Light-controlled carotenoid transfer between water-soluble proteins related to cyanobacterial photoprotection.

Carotenoids are lipophilic pigments with multiple biological functions from coloration to vision and photoprotection. Still, the number of water-soluble carotenoid-binding proteins described to date is limited, and carotenoid transport and carotenoprotein maturation processes are largely underexplored. Recent studies revealed that CTDHs, which are natural homologs of the C-terminal domain (CTD) of the orange carotenoid protein (OCP), a photoswitch involved in cyanobacterial photoprotection, are able to bind carotenoids, with absorption shifted far into the red region of the spectrum. Despite the recent discovery of their participation in carotenoid transfer processes, the functional roles of the diverse family of CTDHs are not well understood. Here, we characterized CTDH carotenoproteins from Anabaena variabilis (AnaCTDH) and Thermosynechococcus elongatus and examined their ability to participate in carotenoid transfer processes with a set of OCP-derived proteins.
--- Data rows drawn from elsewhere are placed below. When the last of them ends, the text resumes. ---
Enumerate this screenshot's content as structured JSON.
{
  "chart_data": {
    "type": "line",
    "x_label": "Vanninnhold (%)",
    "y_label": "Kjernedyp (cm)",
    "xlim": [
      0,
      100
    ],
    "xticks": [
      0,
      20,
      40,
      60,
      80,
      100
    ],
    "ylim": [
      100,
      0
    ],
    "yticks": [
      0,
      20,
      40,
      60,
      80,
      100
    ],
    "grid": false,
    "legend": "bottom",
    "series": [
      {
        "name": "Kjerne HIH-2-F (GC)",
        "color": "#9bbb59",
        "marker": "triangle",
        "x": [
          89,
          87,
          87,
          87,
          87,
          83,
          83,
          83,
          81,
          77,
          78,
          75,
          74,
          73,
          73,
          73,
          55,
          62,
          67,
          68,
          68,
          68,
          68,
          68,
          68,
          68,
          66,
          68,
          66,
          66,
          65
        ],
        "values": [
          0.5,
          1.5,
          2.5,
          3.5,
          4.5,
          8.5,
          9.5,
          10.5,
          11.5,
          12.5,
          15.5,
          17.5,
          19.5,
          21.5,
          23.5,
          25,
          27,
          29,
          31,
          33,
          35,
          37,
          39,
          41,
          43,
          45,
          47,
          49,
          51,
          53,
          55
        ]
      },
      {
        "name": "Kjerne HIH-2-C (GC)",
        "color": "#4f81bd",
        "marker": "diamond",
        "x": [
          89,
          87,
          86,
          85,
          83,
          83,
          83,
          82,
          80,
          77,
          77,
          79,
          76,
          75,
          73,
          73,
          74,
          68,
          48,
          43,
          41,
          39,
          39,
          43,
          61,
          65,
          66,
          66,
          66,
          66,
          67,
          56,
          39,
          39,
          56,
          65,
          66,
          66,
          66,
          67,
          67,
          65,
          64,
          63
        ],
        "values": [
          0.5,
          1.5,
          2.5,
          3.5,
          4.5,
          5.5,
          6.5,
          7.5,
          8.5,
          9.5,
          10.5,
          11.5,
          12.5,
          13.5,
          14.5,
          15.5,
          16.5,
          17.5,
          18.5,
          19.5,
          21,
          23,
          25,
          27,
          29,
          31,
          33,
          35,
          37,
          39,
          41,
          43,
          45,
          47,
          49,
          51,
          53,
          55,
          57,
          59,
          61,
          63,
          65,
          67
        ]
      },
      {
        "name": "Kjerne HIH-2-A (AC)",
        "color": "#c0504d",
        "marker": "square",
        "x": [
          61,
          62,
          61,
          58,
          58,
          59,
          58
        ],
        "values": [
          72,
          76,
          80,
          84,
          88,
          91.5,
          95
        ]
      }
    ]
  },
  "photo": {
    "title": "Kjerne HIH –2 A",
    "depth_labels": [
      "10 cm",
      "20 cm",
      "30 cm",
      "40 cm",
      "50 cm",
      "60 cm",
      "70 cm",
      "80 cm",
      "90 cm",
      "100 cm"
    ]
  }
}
This revealed that carotenoid transfer occurs in several directions guided by different affinities for carotenoid and specific protein-protein interactions. We show that CTDHs have higher carotenoid affinity compared to the CTD of OCP from Synechocystis, which results in carotenoid translocation from the CTD into CTDH via a metastable heterodimer intermediate. Activation of OCP by light, or mutagenesis compromising the OCP structure, provides AnaCTDH with an opportunity to extract carotenoid from the full-length OCP, either from Synechocystis or Anabaena. These previously unknown reactions between water-soluble carotenoproteins demonstrate multidirectionality of carotenoid transfer, allowing for efficient and reversible control over the carotenoid-mediated protein oligomerization by light, which gives insights into the physiological regulation of OCP activity by CTDH and suggests multiple applications.